3. Welchen Innenputz sollte man anbringen?
4. Was ist sonst noch zu beachten?
Vielen Dank im Voraus.
Gruß, Johannes



Diffusion



Wie Du schon sagst - es gibt viele Möglichkeiten...
normalerweise sollte in der Wand die Diffusionsfähigkeit von innen nach außen zunehmen, damit anfallender Waserdampf den Weg nach draußen findest. (Du dampfst immerhin ca. 2 kg Wasser am Tag aus...)Wenn Du jetzt z. B. innen Lehm verwendest, riskierst Du Kondenswasser an der Aussenseite der Dämmung. Deshlab wird eine Vorsatzschale aus Ziegeln hinterlüftet, aber das geht ja schlecht beim Fachwerkgefach... Das ist ein grundsätzliches Problem von der Variante der Innendämmung. Wenn Du außen gebrannten Ziegelstin verwendest, kommst Du nicht um eine Dampfsperre herum, außer Du verwendest für die Dämmung Hartschaum oder Schaumglas. (Nicht sehr ökologisch...)Der Lehm oder der leicht Zigele auf der Innenseit schafft Dir aber tolles Klima, weil hier die Feuchtgkeit gut gespeichert und nach und nach wieder abgegeben werden kann.
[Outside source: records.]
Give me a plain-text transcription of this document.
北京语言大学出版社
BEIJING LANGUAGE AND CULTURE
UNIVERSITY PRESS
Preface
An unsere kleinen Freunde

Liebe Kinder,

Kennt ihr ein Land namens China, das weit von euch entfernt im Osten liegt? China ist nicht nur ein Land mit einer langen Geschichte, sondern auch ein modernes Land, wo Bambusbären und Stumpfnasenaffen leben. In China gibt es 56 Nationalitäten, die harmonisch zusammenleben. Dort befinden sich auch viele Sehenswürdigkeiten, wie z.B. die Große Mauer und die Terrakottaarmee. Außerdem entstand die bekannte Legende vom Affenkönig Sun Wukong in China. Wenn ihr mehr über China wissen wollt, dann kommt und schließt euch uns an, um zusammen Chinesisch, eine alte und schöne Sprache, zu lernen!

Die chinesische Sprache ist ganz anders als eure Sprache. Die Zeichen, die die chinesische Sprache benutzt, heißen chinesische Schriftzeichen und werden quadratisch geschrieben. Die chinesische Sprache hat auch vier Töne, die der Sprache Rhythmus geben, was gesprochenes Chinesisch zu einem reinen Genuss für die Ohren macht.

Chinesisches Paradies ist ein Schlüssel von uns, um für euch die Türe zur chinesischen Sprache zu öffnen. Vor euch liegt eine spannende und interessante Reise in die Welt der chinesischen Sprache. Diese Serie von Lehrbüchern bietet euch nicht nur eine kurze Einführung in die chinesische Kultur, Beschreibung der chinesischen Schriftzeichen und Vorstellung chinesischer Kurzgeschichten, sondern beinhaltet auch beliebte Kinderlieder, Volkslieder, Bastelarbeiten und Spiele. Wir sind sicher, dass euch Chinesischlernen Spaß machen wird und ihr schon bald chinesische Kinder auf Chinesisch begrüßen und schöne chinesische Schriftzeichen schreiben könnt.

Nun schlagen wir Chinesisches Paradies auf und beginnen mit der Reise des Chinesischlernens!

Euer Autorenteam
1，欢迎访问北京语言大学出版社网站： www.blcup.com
Innenputz auf Lehm natürlich ein schöner Lehmputz! (Müßte auch auf Ziegel ok sein)
Soviel in 3 Sätzen...
Gruß
Christiane



alte Backsteine sind hygroskopisch



HalloJohannes,
Dein geplanter Wandaufbau wirft kaum bauphysikalische Probleme auf, da die alten Feldbranntsteine/Backsteine in der Regel ein sehr gutes hygroskopisches Verhalten haben.
Mach die Innere Vorsatzwand aus Leichtlehmsteinen, z.B. LehmLeichtbaublöcken 8 DF-Format und verfülle den Zwischenraum wiederum mit Leichtlehm,der nahezu erdfeucht eingebaut und leicht verdichtet wird. So ist der Anschluß an die Backsteinausfachung gewährleistet,der Wandaufbau ist homogen. Wichtig ist,daß an der Wetterseite durch bauliche Maßnahmen (guter Dachüberstand, notfalls Holzverschalung hinterlüftet etc.) zur Minderung von eindringendem Schlagregen gemacht werden.
Auf Wunsch kann ich Dir eine bauphysikalische Berechnung (K-Wert + Dampfdiffusion) anbieten.
Natürlich haften auf Lehmsteinen am besten Lehmputze, LehmFarben,LehmStreichputze.
Schau mal rein unter www.texbis.de. Da gibts viele beispielhalfte Konstruktionsdetails,auch Seminare für SelbstbauerInnen.
Herzl. Grüße

Klaus Schillberg



Kondenswasser



wird sich zwar bilden, wird allerdings , wenn du den Zwischenraum mit einem minerqalischen Leichtlehm verfüllst, von diesem Aufgenommen und kontroliert abgegeben. Eine Wandflächenheizung ist in meinen Augen immer eine der besten Lösungen. Mit lehmigen Grüssen Martin



Hab dasgleiche Problem



Hallo liebe Fachwerk-Gemeinde, Hallo Johannes,
ich stehe vor einem ähnlichen Problem wie du.
Bei mir geht es um ein Fachwerhaus-Neubau:
Der Statiker hat mit Ziegel im Fachwerk und 24er Leichtlehm-Wand und Lehmputz gerechnet (alternativ 24er Poroton).
Leider muß ich aus statischen Gründen Poroton vorziehen.
Mein Zimmermann schlägt eine hinterlüftete Schale mit Wärmedämmung vor (ja, er ist von der konservativen Sorte :-). Einen Wandaufbau ohne Hinterlüftung aber mit Poroton habe ich mit meinem Zimmermann auch schon durchgesprochen, aber er sieht den eindringenden Regen als problematisch. Er will die Feuchtigkeit wie oben gesagt durch die Luftschicht und "Z-Folie" ableiten.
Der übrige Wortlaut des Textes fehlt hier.